Sur la régularité du jugement :
2. Eu égard à l'office du juge d'appel, qui est appelé à statuer sur la régularité de la décision du premier juge et sur le litige qui a été porté devant lui, les moyens tirés de ce que le tribunal administratif de Montpellier aurait commis une erreur de droit ou une erreur manifeste d'appréciation, en admettant que Mme A... ait entendu les soulever, sont inopérants.
Sur le bien-fondé du jugement :
En ce qui concerne les conclusions aux fins d'indemnité :
S'agissant de la responsabilité de la commune de Bourg-Madame :
3. Aux termes de l'article 72 de la loi du 26 janvier 1984 : " La disponibilité est la position du fonctionnaire qui, placé hors de son administration ou service d'origine, cesse de bénéficier, dans cette position, de ses droits à l'avancement et à la retraite. (...) La disponibilité est prononcée, soit à la demande de l'intéressé, soit d'office à l'expiration des congés prévus aux 2°, 3° et 4° de l'article 57. Le fonctionnaire mis en disponibilité qui refuse successivement trois postes qui lui sont proposés dans le ressort territorial de son cadre d'emploi, emploi ou corps en vue de la réintégration peut être licencié après avis de la commission administrative paritaire. / Le fonctionnaire mis en disponibilité, soit d'office à l'expiration des congés institués par les 2°, 3° et 4° de l'article 57 de la présente loi, (...) est réintégré à l'expiration de sa période de disponibilité dans les conditions prévues aux premier, deuxième et troisième alinéas de l'article 67 de la présente loi. (...). ".

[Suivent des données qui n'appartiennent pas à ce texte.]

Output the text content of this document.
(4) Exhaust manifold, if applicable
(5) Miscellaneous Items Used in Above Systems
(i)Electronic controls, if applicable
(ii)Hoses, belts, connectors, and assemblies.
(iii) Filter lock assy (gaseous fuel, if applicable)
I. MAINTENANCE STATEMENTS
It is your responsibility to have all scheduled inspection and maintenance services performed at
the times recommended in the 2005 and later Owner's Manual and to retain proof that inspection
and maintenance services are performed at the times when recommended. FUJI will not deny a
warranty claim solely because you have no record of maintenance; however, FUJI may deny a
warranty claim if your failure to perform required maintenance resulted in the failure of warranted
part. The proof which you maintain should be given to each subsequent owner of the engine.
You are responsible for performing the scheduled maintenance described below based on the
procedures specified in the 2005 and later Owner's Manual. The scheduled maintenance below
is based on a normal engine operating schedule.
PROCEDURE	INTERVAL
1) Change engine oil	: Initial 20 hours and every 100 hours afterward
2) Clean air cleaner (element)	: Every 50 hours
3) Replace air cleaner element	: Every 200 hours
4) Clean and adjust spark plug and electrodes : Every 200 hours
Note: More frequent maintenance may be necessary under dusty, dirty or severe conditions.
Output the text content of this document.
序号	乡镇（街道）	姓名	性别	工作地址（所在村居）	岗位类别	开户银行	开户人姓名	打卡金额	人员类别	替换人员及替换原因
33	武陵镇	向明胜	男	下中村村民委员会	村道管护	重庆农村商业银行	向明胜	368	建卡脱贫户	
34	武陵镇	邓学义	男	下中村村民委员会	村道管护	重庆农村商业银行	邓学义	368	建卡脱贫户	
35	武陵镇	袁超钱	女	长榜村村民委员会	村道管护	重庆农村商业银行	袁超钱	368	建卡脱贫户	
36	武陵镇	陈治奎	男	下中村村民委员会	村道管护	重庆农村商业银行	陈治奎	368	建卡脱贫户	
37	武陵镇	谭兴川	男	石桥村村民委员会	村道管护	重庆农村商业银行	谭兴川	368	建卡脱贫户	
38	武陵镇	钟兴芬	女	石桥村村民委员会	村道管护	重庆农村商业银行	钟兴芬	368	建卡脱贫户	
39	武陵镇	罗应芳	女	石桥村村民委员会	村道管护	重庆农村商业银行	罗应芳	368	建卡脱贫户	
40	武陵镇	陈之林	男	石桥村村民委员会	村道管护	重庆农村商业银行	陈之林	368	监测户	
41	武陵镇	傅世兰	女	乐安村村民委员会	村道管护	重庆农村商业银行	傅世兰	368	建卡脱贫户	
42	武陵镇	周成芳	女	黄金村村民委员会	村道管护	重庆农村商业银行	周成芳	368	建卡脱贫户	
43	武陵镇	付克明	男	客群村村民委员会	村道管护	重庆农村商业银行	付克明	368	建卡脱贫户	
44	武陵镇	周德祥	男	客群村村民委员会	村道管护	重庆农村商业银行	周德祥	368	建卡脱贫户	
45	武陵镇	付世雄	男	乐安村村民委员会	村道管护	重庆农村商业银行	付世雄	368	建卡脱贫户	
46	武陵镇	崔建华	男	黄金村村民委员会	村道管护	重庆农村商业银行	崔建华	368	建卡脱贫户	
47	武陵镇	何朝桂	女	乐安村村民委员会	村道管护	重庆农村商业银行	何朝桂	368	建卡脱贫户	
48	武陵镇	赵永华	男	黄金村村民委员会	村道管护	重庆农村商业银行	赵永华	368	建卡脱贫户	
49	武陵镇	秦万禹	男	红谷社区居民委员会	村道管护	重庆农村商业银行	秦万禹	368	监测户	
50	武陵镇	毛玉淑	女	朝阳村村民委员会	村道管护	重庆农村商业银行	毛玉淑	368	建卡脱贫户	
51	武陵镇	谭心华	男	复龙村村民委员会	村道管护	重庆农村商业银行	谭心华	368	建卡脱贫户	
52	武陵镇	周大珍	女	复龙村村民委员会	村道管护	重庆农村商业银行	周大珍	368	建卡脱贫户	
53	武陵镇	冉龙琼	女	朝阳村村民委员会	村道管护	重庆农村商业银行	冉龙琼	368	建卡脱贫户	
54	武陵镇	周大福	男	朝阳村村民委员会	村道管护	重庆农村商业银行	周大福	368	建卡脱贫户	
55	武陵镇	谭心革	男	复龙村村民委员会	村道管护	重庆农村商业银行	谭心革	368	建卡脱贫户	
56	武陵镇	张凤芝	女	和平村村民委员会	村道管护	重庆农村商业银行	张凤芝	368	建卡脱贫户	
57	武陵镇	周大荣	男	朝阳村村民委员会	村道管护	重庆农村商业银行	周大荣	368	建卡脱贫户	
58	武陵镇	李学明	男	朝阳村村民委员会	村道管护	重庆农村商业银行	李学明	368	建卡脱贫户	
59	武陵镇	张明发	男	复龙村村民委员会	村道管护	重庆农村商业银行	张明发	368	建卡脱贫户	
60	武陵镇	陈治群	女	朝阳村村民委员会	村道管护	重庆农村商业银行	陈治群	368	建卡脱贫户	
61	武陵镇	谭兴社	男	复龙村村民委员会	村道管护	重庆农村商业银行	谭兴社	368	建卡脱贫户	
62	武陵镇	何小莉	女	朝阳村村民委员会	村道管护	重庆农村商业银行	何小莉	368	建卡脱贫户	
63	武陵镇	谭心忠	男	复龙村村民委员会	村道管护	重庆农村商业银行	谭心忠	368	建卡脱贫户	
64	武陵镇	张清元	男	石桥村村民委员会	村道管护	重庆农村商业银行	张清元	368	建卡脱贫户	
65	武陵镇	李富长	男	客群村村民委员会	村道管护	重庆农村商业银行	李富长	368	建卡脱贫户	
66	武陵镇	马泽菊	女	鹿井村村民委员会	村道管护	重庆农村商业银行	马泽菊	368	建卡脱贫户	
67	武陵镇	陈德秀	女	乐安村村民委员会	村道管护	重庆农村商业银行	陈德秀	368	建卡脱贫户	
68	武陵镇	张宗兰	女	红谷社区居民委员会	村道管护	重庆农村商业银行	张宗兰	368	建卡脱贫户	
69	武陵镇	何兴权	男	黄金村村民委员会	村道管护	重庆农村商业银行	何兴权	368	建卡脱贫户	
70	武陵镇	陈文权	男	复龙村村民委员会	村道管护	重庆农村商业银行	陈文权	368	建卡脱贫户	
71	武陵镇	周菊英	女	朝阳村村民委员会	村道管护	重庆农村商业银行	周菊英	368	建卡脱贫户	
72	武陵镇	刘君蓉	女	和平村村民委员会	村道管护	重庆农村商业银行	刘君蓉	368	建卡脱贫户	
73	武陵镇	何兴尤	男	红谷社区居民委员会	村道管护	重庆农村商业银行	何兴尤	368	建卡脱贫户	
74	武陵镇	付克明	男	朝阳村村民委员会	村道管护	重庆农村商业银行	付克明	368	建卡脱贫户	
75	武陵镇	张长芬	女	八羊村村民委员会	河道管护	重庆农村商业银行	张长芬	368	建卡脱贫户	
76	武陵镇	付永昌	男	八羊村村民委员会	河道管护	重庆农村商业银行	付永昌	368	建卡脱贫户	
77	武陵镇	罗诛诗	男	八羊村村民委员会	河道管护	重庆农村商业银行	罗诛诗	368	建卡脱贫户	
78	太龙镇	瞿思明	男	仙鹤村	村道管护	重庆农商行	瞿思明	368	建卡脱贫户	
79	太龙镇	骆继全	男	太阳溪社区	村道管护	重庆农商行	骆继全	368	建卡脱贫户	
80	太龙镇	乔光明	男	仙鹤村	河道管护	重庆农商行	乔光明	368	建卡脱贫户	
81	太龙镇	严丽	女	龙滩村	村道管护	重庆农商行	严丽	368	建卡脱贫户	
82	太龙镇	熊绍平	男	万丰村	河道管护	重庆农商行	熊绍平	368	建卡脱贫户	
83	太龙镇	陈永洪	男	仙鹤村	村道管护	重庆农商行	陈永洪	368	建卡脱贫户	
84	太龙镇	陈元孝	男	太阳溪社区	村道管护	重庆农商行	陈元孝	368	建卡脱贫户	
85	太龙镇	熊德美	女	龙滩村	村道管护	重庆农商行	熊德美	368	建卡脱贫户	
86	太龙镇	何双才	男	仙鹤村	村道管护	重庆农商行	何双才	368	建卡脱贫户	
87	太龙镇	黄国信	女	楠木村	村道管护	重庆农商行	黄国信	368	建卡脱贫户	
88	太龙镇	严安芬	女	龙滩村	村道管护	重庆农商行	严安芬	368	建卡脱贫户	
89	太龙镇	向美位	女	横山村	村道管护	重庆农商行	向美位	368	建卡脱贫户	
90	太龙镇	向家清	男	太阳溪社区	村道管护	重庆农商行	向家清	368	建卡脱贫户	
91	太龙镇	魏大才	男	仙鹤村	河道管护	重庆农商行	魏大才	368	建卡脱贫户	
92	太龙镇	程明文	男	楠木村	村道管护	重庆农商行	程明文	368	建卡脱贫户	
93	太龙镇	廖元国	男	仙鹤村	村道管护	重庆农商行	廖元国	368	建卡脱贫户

4. Les premier, deuxième et troisième alinéas de l'article 67 de la même loi disposent que : " A l'expiration d'un détachement de courte durée, le fonctionnaire est obligatoirement réintégré dans son corps ou cadre d'emplois et réaffecté dans l'emploi qu'il occupait antérieurement. / A l'expiration d'un détachement de longue durée, le fonctionnaire est, sauf intégration dans le cadre d'emplois ou corps de détachement, réintégré dans son corps ou cadre d'emplois et réaffecté à la première vacance ou création d'emploi dans un emploi correspondant à son grade relevant de sa collectivité ou de son établissement d'origine. (...) Lorsqu'aucun emploi n'est vacant, le fonctionnaire est maintenu en surnombre pendant un an dans sa collectivité d'origine dans les conditions prévues à l'article 97. Si, au terme de ce délai, il ne peut être réintégré et reclassé dans un emploi correspondant à son grade, le fonctionnaire est pris en charge dans les conditions prévues à l'article 97 soit par le Centre national de la fonction publique territoriale pour les fonctionnaires relevant de l'un des cadres d'emplois de catégorie A auxquels renvoie l'article 45, soit par le centre de gestion dans le ressort duquel se trouve la collectivité ou l'établissement qui les employait antérieurement à leur détachement pour les autres fonctionnaires. Le fonctionnaire a priorité pour être affecté dans un emploi correspondant à son grade de la collectivité ou de l'établissement d'origine. ".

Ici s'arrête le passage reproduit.